Linksliberalen Journalismus gibt es in der hiesigen Medienlandschaft eigentlich schon mehr als genug. Der Markt ist so übersättigt, daß selbst einstige große Spieler wie der deutsche Ableger der Huffington Post oder die Printausgabe des jetzt-Magazins der Süddeutschen Zeitung in den vergangenen Jahren eingestellt werden mußten. Trotzdem gibt es immer wieder neue Projekte, die versuchen, innerhalb der weitgehenden inhaltlichen Eintönigkeit ein paar frische Farbtupfer zu setzen.
Ein Magazin, das in dieser Weise punkten will, ist zeitjung.de. Der Name verrät schon große Teile des Programms der neuen Netzpublikation Zeitjung will vor allem eins sein: jung. Das zeigt sich bereits in der Aufmachung, die stark an etablierte Konkurrenten wie Vice oder BuzzFeed erinnert. Es gibt große Schlagzeilen und noch größere Bilder. So große, daß die Macher ihre Seite ebensogut „Bildzeitjung“ hätten nennen können. Aber so viel Nähe zum Springer-Vorreiter war den linksliberalen Redaktionsköpfen aus juristischer und ideologischer Sicht dann vielleicht doch etwas zuviel des Guten.
Inhaltlich setzt die Redaktion auf Boulevard-Themen, allerdings mit angezogener Handbremse.

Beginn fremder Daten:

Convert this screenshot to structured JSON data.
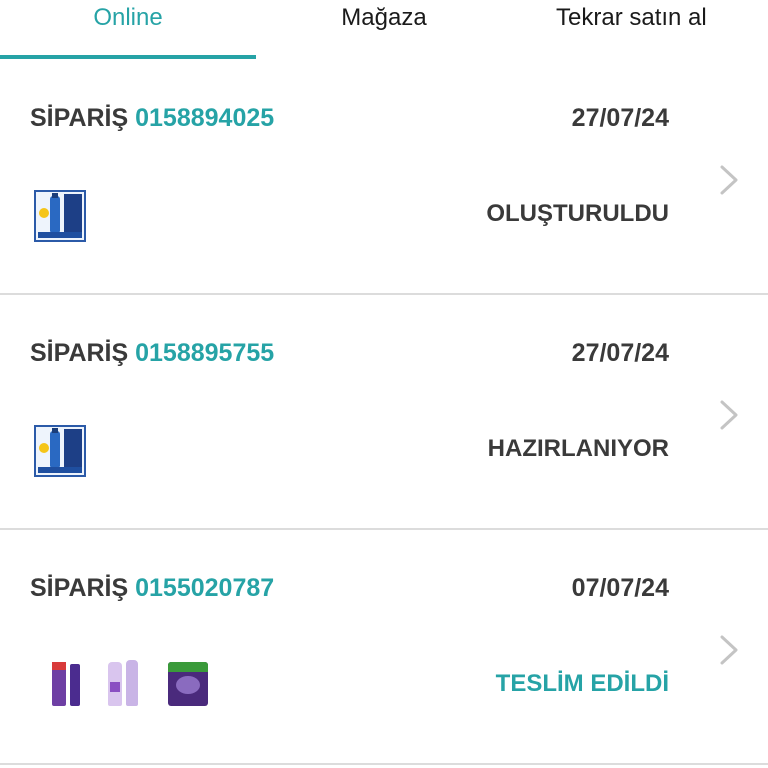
{
  "tabs": [
    {
      "label": "Online",
      "active": true
    },
    {
      "label": "Mağaza",
      "active": false
    },
    {
      "label": "Tekrar satın al",
      "active": false
    }
  ],
  "colors": {
    "accent": "#26a3a6",
    "text": "#3a3a3a",
    "divider": "#dcdcdc"
  },
  "orders": [
    {
      "prefix": "SİPARİŞ",
      "number": "0158894025",
      "date": "27/07/24",
      "status": "OLUŞTURULDU",
      "status_color": "#3a3a3a",
      "product_icons": [
        "sunscreen-product-icon"
      ]
    },
    {
      "prefix": "SİPARİŞ",
      "number": "0158895755",
      "date": "27/07/24",
      "status": "HAZIRLANIYOR",
      "status_color": "#3a3a3a",
      "product_icons": [
        "sunscreen-product-icon"
      ]
    },
    {
      "prefix": "SİPARİŞ",
      "number": "0155020787",
      "date": "07/07/24",
      "status": "TESLİM EDİLDİ",
      "status_color": "#26a3a6",
      "product_icons": [
        "serum-product-icon",
        "shampoo-product-icon",
        "pad-pack-product-icon"
      ]
    }
  ]
}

Inhaltlich setzen die Redakteure dennoch auf klassische Boulevard-Themen. Ein wenig hat man allerdings den Eindruck, daß sich die Macher selbst dafür schämen oder sich eigentlich zu Höherem berufen fühlen. Wo Vice und Co. in die Vollen gehen, wirken die Zeitjung-Artikel wie der Versuch, rasanten Journalismus mit angezogener Handbremse zu betreiben. Statt Reportagen über exzessiven Partydrogen-Konsum und explizite Sexgeständnisse gibt es fast schon etwas verschämt daherkommende Texte darüber, wie man „neuen Schwung“ in die Beziehung bringt, oder über „nachhaltige Periodenprodukte.

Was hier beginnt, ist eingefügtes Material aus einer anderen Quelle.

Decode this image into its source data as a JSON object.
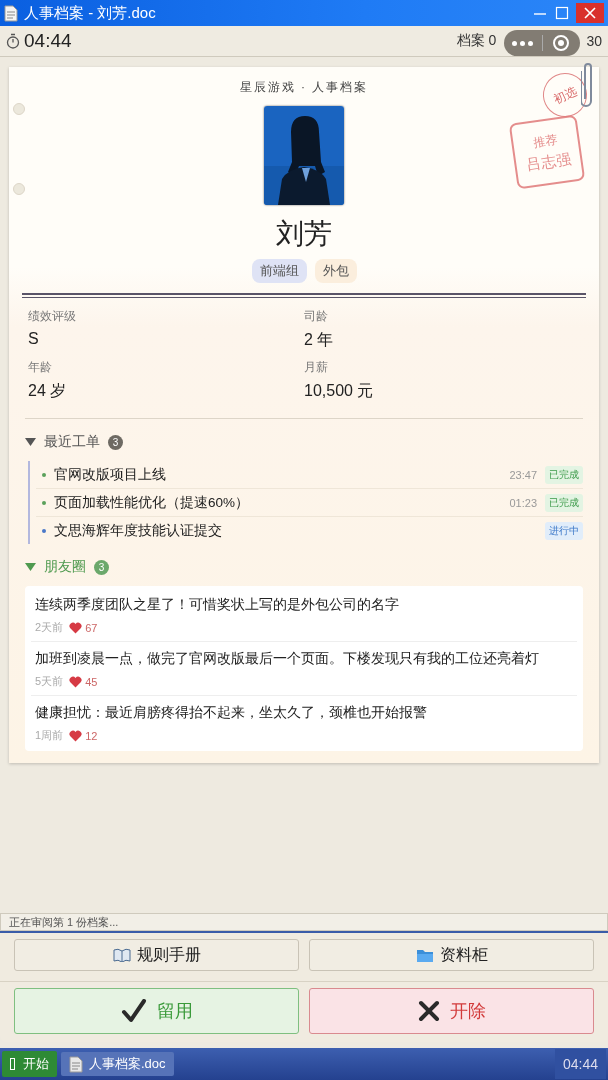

So gesehen ist Zeitjung dann doch ein publizistisches Spiegelbild der Evolution des Linksliberalismus, der sich längst von seiner „Sex and Drugs and Rock and Roll“ -Vergangenheit losgelöst hat und vor allem brav und politisch korrekt sein will. Einen Großteil ihrer Zeit scheinen die Autoren nicht in der Disco zu verbringen, sondern auf Netflix: Gefühlt jeder dritte der natürlich gegenderten Beiträge beschäftigt sich mit den Serien und Filmen des US-Streamingdienstes. Auch für die Linke gilt inzwischen wohl: zu Hause ist es immer noch am schönsten.